– А мы подушки положим, – не очень уверенно предложил Дмитрий. Связываться с тёщей ему не хотелось.
– Мама, да пусть они разок прыгнут, успокоятся и потом без нас не полезут.
– Не уверена я, что они потом не полезут, – бабушка чувствовала, что её сопротивление, так или иначе, будет сломлено. Одной против четверых ей было не устоять. Так и вышло. В ближайшие пять минут она с неодобрением смотрела, как двое взрослых обормотов, называемых родителями, готовили на её кровати подстилку для прыгунов, потом помогали сначала Анюте, потом Антоше забраться на печь.
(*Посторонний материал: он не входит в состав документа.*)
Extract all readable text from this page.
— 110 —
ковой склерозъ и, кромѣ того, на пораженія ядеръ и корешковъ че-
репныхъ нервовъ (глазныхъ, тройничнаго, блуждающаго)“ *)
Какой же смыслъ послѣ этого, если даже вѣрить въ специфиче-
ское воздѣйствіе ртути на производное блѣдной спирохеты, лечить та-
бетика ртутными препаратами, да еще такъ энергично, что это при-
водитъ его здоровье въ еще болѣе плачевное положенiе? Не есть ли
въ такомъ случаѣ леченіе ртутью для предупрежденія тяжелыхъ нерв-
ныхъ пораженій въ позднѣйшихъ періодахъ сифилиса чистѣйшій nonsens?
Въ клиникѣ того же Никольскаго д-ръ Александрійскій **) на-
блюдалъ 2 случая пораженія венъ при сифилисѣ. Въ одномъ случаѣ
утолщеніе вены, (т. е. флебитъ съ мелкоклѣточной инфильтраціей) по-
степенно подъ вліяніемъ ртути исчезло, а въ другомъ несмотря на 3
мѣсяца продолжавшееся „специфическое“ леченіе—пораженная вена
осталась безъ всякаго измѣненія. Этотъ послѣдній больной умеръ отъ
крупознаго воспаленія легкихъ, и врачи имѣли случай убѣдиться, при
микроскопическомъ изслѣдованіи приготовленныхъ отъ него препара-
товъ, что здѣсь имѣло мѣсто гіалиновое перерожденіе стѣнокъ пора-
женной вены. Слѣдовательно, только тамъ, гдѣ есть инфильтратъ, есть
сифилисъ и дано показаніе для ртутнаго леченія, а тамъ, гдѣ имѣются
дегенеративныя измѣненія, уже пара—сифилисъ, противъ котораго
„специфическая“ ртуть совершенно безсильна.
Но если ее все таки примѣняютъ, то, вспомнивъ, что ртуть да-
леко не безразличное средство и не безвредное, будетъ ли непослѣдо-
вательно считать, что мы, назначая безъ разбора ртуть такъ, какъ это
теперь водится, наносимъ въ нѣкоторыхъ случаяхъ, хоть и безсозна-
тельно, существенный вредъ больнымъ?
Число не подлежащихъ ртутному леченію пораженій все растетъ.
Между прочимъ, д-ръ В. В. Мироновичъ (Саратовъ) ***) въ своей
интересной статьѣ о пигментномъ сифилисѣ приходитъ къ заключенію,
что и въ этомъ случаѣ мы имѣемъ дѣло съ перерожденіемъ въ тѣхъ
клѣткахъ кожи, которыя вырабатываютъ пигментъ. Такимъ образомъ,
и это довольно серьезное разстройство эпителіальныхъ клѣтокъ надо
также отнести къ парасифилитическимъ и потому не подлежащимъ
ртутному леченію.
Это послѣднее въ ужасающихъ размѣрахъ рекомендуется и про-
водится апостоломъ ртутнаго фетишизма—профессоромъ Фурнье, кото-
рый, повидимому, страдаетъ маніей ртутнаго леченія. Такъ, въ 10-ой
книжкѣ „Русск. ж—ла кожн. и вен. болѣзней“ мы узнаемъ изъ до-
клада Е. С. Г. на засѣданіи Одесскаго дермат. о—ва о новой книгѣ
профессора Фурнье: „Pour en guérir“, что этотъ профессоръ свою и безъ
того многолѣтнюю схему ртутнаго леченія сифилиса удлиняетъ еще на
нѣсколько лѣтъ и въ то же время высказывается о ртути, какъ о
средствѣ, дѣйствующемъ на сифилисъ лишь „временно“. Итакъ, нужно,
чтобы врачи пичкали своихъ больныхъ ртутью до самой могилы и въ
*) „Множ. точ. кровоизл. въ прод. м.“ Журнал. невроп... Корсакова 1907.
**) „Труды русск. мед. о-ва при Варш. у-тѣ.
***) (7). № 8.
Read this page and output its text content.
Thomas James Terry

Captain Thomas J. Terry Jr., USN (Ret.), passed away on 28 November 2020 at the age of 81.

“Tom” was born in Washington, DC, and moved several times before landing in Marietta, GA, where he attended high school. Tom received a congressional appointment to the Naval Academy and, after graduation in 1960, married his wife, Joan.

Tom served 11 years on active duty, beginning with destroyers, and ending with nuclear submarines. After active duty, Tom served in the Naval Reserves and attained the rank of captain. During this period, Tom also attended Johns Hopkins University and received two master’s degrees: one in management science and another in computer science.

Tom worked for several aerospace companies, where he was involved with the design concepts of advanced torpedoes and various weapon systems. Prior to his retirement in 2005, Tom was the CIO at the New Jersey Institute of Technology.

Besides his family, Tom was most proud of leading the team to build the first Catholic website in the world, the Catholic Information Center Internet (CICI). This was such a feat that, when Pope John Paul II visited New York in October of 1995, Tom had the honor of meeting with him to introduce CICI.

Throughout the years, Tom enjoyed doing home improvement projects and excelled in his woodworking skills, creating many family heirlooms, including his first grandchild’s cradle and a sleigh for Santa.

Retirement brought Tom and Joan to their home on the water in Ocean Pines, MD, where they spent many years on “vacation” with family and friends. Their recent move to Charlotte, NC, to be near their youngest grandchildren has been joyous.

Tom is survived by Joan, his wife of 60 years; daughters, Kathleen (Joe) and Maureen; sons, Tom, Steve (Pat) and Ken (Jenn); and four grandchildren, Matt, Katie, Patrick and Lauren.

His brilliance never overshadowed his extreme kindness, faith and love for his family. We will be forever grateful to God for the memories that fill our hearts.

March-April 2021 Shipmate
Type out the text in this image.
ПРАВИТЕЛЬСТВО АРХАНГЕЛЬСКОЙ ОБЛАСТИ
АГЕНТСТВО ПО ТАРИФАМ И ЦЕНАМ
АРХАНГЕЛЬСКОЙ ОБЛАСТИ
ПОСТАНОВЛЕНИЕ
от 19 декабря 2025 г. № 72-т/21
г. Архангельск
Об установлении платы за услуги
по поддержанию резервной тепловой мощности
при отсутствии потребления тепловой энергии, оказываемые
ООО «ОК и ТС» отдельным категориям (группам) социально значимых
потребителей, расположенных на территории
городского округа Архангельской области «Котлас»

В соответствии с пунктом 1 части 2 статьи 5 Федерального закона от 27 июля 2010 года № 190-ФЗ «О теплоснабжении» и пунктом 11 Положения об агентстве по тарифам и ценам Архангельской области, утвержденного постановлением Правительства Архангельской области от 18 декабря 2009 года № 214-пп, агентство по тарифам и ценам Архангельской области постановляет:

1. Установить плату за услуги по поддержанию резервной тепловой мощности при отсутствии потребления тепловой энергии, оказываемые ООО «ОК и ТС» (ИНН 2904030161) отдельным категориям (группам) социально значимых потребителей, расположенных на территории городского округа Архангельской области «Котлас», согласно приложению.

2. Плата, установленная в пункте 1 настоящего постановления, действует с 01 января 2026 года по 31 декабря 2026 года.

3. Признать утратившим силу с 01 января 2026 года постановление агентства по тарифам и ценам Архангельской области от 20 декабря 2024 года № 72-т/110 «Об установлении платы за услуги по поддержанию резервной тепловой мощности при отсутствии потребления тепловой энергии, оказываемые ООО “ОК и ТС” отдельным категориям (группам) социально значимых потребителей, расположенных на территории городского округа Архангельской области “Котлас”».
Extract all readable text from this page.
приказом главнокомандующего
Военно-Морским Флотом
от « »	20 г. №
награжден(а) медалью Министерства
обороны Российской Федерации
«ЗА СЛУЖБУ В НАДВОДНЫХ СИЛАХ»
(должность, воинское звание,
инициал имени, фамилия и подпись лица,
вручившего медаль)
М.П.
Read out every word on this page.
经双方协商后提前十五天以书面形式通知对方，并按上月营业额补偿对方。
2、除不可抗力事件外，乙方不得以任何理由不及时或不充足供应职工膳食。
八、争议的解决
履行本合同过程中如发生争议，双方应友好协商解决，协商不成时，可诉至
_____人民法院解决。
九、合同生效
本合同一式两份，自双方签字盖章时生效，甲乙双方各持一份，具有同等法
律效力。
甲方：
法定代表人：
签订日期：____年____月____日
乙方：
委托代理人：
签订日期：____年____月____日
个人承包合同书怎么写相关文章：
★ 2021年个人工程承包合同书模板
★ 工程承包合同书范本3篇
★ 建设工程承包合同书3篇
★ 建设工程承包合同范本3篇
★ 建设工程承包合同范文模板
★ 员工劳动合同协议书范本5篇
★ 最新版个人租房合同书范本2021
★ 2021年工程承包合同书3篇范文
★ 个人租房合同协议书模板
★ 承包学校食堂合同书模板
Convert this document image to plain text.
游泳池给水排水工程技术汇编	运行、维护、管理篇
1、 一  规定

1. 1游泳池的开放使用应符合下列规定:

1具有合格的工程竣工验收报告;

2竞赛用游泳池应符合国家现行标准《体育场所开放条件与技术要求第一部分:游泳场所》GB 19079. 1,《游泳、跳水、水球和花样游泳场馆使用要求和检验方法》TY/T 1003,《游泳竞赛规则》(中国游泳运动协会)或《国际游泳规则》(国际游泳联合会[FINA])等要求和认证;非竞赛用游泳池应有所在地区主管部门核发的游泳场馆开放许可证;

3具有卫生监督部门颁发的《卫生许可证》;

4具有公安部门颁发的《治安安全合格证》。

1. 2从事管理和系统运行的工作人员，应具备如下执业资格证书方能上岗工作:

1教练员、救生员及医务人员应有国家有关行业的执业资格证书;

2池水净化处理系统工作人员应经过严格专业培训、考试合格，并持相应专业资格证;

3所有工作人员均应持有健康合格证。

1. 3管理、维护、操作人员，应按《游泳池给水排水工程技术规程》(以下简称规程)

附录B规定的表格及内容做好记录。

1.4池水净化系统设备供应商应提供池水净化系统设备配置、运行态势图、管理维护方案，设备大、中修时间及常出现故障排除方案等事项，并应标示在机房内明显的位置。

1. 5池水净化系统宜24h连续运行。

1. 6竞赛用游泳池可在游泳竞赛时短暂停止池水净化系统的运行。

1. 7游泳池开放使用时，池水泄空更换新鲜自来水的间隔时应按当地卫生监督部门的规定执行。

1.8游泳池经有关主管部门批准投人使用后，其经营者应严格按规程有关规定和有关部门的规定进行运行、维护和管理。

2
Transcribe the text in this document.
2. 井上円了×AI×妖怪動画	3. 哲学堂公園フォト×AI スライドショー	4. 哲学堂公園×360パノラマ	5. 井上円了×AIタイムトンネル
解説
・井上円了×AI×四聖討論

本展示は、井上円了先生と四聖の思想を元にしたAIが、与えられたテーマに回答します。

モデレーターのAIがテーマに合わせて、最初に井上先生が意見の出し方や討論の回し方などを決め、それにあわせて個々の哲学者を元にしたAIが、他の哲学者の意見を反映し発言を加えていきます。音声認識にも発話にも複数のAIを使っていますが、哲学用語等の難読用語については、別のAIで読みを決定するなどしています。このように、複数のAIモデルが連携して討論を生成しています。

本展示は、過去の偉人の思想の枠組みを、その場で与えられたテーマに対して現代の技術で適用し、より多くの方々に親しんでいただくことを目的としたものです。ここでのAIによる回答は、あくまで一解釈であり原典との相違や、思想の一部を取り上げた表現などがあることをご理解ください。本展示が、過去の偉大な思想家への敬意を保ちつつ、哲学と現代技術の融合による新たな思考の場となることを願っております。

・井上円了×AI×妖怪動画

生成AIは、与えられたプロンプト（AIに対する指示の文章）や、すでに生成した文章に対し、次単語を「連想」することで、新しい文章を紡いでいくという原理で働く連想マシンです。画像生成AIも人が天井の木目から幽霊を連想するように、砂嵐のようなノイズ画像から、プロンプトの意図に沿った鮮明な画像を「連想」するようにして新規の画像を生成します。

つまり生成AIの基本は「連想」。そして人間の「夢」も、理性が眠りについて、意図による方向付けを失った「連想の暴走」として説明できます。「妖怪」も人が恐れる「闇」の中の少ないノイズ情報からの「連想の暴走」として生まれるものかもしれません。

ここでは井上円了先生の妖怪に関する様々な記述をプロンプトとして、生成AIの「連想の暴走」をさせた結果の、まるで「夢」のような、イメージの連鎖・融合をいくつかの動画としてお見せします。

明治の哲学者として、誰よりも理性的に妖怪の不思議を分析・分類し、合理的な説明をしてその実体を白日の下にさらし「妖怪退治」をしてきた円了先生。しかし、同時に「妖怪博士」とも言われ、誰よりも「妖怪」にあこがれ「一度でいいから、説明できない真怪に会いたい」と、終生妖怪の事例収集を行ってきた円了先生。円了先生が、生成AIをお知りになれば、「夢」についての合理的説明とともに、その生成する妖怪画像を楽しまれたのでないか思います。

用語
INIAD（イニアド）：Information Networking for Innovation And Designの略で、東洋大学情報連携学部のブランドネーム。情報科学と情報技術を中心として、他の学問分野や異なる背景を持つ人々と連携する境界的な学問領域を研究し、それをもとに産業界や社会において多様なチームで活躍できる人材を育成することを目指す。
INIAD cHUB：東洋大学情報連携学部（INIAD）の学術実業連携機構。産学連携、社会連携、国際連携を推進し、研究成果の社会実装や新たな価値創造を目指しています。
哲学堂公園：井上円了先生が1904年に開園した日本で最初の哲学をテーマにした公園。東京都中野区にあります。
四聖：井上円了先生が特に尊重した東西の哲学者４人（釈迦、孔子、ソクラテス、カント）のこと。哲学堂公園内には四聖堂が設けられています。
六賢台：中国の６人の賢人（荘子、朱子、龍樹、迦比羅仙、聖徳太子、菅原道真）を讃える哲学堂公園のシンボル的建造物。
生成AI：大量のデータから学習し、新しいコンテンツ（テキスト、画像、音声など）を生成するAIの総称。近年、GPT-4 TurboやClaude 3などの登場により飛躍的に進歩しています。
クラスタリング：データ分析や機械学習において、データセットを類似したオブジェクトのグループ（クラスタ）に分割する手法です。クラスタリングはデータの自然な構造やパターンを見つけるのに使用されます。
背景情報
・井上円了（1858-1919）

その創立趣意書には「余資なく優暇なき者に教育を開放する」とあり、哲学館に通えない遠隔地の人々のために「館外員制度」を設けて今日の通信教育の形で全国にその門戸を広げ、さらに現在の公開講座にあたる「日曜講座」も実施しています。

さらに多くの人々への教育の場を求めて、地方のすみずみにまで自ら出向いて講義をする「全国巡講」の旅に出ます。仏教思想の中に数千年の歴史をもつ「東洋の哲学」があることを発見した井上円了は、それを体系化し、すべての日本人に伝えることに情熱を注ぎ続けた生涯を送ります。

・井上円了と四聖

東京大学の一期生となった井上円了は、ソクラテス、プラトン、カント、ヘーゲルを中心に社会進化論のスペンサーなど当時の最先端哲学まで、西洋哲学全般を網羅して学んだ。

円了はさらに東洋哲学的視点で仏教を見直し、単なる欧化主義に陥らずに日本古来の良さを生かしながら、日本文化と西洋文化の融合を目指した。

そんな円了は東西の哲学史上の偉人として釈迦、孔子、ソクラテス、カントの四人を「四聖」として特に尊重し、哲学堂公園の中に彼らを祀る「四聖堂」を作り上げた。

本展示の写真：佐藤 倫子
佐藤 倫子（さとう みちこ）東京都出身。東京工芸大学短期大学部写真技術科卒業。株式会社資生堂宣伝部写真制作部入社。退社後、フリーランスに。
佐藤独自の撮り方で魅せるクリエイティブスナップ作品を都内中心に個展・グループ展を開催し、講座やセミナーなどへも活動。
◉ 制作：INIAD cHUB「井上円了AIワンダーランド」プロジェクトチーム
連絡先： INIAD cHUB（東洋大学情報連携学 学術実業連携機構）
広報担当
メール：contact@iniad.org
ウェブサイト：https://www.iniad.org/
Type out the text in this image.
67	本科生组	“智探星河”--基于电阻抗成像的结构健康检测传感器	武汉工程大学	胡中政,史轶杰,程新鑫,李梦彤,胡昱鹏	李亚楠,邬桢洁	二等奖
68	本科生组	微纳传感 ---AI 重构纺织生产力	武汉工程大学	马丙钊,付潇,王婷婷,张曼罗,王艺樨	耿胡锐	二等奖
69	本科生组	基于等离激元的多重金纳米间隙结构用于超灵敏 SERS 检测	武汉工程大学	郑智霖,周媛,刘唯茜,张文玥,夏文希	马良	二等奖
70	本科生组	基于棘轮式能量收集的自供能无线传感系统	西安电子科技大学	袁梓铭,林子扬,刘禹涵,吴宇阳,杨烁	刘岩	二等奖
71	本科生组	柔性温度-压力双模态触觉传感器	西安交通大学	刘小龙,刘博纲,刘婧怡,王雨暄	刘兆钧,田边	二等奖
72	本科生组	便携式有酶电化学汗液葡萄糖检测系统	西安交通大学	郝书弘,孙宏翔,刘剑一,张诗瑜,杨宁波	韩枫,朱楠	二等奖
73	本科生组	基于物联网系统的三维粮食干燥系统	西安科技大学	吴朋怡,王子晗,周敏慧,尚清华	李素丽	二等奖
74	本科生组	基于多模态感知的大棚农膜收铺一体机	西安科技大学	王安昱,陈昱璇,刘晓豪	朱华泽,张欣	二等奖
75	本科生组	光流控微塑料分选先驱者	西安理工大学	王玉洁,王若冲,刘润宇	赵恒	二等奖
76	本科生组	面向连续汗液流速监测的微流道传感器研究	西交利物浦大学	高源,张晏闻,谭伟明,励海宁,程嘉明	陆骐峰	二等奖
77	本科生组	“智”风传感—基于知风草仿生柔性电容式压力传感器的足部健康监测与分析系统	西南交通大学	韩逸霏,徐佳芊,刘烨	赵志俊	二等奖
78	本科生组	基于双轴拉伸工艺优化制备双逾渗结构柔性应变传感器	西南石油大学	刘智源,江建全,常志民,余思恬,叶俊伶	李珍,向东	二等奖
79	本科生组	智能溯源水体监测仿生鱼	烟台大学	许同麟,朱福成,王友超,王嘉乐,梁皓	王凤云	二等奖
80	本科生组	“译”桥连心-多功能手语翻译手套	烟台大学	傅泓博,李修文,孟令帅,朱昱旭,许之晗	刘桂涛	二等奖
Маленькая Анька с горящими восторгом глазами легко слетела вниз и приземлилась ровненько в центре подготовленной площадки. С Антошкой всё вышло немного хуже. Уже отделившись от печки, он неудачно взмахнул рукой и сшиб кусок бордюра, который сам же старательно приладил на место после памятного неудачного штурма этой вершины. Вместе с куском от печки отделилось ещё что-то небольшое – Антошка не видел, что это было – и упало на пол. Василиса и Дмитрий, занятые подстраховкой, и Анька, сосредоточенно следившая за приятелем, ничего не заметили. Зато этот предмет не ускользнул от внимания Клавдии Васильевны. Она подняла его – в несколько раз свёрнутый лист бумаги – развернула, побледнела и быстро спрятала в карман своего платья.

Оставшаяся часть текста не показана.